The budget calls for a $250-million cut to public-sector compensation, and includes a previously announced 3.5 per cent wage rollback for ministers and MLAs.
Spending forecast to increase by $342M
Revenue is expected to total $14.17 billion, up $141 million from last year’s budget. Spending is forecast to increase $342 million to $14.80 billion. Nearly three-quarters, or $10.7 billion, of the spending in this year’s budget is earmarked for health, education and social services.

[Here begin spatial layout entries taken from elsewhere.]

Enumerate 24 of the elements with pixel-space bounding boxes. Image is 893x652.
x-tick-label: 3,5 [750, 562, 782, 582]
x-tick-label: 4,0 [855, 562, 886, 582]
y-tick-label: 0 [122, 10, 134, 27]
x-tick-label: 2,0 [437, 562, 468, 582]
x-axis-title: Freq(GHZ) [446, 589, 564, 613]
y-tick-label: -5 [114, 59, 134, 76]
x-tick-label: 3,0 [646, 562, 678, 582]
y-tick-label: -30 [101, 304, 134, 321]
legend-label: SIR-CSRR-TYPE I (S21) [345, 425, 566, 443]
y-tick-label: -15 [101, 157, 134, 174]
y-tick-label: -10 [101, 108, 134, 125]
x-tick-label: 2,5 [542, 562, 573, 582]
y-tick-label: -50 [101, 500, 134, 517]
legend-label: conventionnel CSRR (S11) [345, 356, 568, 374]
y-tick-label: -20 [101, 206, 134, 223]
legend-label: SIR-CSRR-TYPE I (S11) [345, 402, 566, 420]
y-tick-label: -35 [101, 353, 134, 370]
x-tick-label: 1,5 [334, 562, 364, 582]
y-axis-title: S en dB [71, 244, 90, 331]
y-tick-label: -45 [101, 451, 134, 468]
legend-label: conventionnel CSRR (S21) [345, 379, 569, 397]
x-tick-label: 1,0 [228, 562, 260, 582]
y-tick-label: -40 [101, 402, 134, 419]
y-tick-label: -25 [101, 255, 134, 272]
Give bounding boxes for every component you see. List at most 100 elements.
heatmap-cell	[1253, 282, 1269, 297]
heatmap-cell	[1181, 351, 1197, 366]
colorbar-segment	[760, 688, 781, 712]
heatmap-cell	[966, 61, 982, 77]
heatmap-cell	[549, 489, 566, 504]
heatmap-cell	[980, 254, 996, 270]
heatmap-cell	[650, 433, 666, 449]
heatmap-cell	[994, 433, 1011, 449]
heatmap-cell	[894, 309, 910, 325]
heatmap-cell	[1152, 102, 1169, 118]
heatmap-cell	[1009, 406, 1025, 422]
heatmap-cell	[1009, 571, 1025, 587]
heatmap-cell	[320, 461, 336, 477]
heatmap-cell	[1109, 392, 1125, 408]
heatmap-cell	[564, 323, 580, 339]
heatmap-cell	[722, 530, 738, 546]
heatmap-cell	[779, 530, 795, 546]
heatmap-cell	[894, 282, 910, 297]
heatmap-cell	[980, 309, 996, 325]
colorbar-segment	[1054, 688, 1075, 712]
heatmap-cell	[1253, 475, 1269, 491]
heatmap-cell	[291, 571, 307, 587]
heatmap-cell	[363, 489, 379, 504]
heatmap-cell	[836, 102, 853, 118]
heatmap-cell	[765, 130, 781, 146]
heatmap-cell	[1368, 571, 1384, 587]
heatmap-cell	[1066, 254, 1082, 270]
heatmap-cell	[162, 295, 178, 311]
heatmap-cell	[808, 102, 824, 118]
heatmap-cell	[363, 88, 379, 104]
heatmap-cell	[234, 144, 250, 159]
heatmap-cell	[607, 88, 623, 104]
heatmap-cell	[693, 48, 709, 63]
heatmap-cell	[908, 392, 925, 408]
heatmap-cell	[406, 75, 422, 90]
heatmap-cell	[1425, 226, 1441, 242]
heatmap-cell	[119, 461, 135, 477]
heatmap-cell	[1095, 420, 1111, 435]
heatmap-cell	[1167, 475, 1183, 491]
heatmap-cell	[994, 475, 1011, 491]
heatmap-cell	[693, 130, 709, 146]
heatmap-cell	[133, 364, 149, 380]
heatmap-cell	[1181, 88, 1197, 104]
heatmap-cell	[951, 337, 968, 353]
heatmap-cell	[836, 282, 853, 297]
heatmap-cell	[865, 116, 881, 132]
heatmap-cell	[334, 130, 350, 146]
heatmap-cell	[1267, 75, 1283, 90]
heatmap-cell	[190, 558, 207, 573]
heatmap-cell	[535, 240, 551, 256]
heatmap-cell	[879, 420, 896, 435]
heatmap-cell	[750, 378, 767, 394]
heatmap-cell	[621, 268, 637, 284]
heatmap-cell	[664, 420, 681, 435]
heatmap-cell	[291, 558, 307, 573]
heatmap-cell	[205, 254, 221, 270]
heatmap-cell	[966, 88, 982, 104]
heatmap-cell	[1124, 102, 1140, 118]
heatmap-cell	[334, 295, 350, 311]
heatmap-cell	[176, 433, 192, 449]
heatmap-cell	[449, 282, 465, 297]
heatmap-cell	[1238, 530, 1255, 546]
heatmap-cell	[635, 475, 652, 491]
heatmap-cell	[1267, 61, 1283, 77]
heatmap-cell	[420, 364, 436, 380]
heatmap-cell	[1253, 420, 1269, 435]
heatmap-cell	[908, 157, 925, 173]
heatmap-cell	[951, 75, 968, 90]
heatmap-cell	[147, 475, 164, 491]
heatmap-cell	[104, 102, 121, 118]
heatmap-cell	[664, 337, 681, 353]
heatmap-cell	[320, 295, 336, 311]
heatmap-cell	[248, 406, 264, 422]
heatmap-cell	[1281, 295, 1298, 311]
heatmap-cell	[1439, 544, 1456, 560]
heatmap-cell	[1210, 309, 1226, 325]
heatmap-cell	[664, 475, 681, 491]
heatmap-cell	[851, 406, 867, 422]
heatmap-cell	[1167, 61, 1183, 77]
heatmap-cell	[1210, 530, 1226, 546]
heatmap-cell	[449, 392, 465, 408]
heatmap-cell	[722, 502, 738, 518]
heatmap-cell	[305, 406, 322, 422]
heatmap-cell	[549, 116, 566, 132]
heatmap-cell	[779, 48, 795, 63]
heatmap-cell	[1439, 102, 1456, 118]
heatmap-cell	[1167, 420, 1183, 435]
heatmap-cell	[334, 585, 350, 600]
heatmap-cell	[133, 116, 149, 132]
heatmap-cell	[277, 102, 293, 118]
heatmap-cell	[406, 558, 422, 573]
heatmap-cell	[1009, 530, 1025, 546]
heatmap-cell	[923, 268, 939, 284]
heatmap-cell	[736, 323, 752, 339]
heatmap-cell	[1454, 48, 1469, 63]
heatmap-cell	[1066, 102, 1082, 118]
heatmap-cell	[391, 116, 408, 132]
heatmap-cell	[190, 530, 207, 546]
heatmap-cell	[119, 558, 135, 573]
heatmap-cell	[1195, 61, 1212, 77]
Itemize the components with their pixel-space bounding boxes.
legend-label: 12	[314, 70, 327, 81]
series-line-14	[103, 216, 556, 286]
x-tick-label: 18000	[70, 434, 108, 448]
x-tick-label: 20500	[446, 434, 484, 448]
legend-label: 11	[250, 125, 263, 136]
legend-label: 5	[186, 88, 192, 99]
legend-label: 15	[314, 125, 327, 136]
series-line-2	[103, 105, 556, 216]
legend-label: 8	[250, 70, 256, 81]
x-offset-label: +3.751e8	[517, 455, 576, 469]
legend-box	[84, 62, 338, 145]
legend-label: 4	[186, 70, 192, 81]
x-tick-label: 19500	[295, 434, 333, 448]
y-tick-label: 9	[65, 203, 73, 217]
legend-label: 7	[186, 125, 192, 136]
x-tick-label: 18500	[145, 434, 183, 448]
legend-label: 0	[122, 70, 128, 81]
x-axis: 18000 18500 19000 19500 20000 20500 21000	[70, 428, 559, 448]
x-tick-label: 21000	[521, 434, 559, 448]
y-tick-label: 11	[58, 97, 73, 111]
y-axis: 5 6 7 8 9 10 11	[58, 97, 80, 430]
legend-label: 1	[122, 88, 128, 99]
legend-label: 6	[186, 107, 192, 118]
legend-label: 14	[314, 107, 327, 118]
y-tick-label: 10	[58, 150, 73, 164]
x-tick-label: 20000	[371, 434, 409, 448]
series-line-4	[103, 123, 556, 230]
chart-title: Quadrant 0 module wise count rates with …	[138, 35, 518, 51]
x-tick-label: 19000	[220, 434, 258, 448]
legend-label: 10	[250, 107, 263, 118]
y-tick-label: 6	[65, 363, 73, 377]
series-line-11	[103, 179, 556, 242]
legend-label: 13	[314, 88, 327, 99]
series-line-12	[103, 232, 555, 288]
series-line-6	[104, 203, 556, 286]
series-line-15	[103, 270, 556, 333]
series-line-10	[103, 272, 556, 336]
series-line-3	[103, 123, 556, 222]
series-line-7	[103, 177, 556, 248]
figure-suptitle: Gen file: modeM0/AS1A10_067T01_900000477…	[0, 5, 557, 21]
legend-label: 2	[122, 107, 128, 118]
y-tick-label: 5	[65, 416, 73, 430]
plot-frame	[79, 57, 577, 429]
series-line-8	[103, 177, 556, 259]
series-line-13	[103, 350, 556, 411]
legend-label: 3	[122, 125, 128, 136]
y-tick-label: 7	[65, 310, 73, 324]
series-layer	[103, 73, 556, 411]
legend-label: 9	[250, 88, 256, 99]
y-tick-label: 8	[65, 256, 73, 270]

Municipal revenue sharing is expected to total $258 million this fiscal year, and the funding formula will continue to be based on one point of the PST.
Infrastructure spending to total $3.7B
The province also plans to spend $3.7 billion on infrastructure, including $1 billion on highways and roads. Crown corporations – mainly SaskPower, SaskEnergy, SaskTel and SaskWater – will spend $2.1 billion on capital projects, while government ministries and agencies will invest $1.6 billion.
“Capital projects create construction jobs at a time when sectors such as mining and oil and gas are experiencing commodity price downturns,” Doherty said.
“Investing in roads and highways improves safety and helps Saskatchewan products move to markets over an expanded and improved transportation system.”
The budget includes a $300-million contingency to guard against unanticipated declines in revenue, expenses and unforeseen costs related to potential natural disasters, such as flooding and forest fires.
Return to balanced budget expected in 2019
A deficit of $685 million is forecast for this year, followed by a smaller shortfall of $304 million in 2018-19. A $15-million surplus is projected in 2019-20 and a $183-million surplus in 2020-21.
“This year’s budget sets a course to respond to the current challenge and return to a balanced budget by 2019, ensuring government services remain sustainable and affordable in the long run,” Doherty said.
“It controls spending and expands and modernizes the tax system by shifting to consumption taxes and lowering income taxes.”
Budget an attack on families: NDP
The Opposition NDP said the budget is an attack on families.
"I think they're going to say, 'Ow.' That's what average families are going to say," said NDP finance critic Cathy Sproule.
"Even if you want to do renovations to your homes, now that's going to be another five per cent PST because that exemption's gone. Children's clothing ... that's an important reduction or exemption for families.
"There's a number of things in here that are going to hit families really hard."